Aynı zamanda fonlamayı daha yüksek maliyetli kanallardan gerçekleştiriyor.
Böylece likidite hacminin azalması TL'nin değerlenmesini sağlıyor. Bankalara verdiği likidite miktarını bir süredir düşürdü Merkez Bankası. İlk olarak kendi bünyesinde faaliyette bulunan Bankalararası Para Piyasası'nda bankaların borç alabilme limitlerini gecelik vadede yapılan işlemler için yarıya düşürdü. Ardından piyasa yapıcı bankalara Açık Piyasa İşlemleri çerçevesinde tanıdığı likidite imkân limitlerini sıfırladı.
Bu adımların yanı sıra daha da sıkılaştırma yapmak adına 10 milyar TL tutarında geleneksel yöntemli repo ihalesi düzenlendi.
Yani politika faiz oranını kullanmayarak "ağırlıklı ortalama fonlama oranını" faiz koridorunun üst bandına doğru çıkardı.

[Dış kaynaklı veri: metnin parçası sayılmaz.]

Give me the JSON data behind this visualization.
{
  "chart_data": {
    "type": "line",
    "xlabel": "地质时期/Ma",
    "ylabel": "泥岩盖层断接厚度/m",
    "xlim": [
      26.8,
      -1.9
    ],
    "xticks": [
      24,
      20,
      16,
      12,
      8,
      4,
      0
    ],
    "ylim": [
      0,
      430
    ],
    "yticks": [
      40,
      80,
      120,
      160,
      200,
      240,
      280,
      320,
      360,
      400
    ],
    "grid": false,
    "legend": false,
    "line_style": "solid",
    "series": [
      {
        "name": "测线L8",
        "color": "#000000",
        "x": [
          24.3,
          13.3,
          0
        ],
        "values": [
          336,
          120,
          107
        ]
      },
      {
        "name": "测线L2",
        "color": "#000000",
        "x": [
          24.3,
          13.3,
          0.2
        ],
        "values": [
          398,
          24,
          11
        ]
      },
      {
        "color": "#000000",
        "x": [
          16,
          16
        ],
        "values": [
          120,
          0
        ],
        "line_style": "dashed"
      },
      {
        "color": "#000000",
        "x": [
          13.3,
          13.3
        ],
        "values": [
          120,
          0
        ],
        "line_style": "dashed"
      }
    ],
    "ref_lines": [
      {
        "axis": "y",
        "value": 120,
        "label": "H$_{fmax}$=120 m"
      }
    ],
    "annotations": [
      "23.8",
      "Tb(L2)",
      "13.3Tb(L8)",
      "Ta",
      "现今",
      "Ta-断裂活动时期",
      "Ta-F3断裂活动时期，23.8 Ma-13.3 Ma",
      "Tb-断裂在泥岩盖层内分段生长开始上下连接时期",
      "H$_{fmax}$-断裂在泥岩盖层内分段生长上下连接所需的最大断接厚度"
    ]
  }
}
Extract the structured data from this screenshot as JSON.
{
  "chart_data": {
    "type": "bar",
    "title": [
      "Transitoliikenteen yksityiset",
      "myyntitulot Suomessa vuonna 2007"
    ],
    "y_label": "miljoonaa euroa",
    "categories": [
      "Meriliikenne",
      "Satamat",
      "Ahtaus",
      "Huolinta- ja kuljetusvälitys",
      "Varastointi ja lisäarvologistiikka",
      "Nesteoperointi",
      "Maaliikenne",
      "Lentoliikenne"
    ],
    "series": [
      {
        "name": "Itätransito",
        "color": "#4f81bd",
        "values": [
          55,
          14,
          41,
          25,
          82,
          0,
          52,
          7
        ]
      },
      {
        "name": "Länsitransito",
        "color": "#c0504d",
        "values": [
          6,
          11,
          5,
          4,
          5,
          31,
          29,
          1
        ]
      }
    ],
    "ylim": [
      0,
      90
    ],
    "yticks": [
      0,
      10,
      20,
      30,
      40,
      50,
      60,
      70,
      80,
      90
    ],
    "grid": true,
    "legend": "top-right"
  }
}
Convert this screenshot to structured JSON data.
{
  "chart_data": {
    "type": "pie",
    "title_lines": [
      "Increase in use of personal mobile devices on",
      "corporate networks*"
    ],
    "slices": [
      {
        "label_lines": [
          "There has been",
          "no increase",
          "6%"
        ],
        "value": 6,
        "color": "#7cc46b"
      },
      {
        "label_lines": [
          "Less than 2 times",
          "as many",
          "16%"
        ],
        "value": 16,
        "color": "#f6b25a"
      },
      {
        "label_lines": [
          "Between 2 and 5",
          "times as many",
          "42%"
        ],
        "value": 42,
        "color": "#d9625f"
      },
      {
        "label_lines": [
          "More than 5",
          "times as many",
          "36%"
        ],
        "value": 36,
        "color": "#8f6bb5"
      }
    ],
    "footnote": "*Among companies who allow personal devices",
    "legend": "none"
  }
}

Likidite yönetiminin devamı olarak diğer bir aracı olan zorunlu karşılıkları da etkin şekilde kullandı. Reel kredi büyümesi koşullarını sağlayan bankaların yabancı para zorunlu karşılık oranlarını, tüm vade dilimlerinde geçerli olmak üzere, kıymetli maden depo hesapları için 700 baz puan, diğer tüm yabancı para yükümlülükleri için ise 200 baz puan artırdı. Döviz ve altın gibi TL zorunlu karşılıklarını da benzer yönde ayarladı. Reel kredi büyümesi koşullarını sağlayan bankaların Türk lirası zorunlu karşılık oranlarını 6 aya kadar vadeli tüm mevduat yükümlülükleri ve 1 yıla kadar vadeli diğer yükümlülükleri için 200 baz puan, 3 yıla kadar vadeli diğer yükümlülükleri için ise 150 baz puan yükseltti. Böylece piyasadan yaklaşık 17 milyar Türk lirası ve 8,5 milyar ABD doları karşılığı döviz ve altın cinsinden likiditeyi çekecek. Bu adımlarla Merkez Bankası iki hedefe ulaşmaya gayret ediyor. Birincisi TL likiditesini azaltmak ikincisi ise rezervlerini güçlendirmek...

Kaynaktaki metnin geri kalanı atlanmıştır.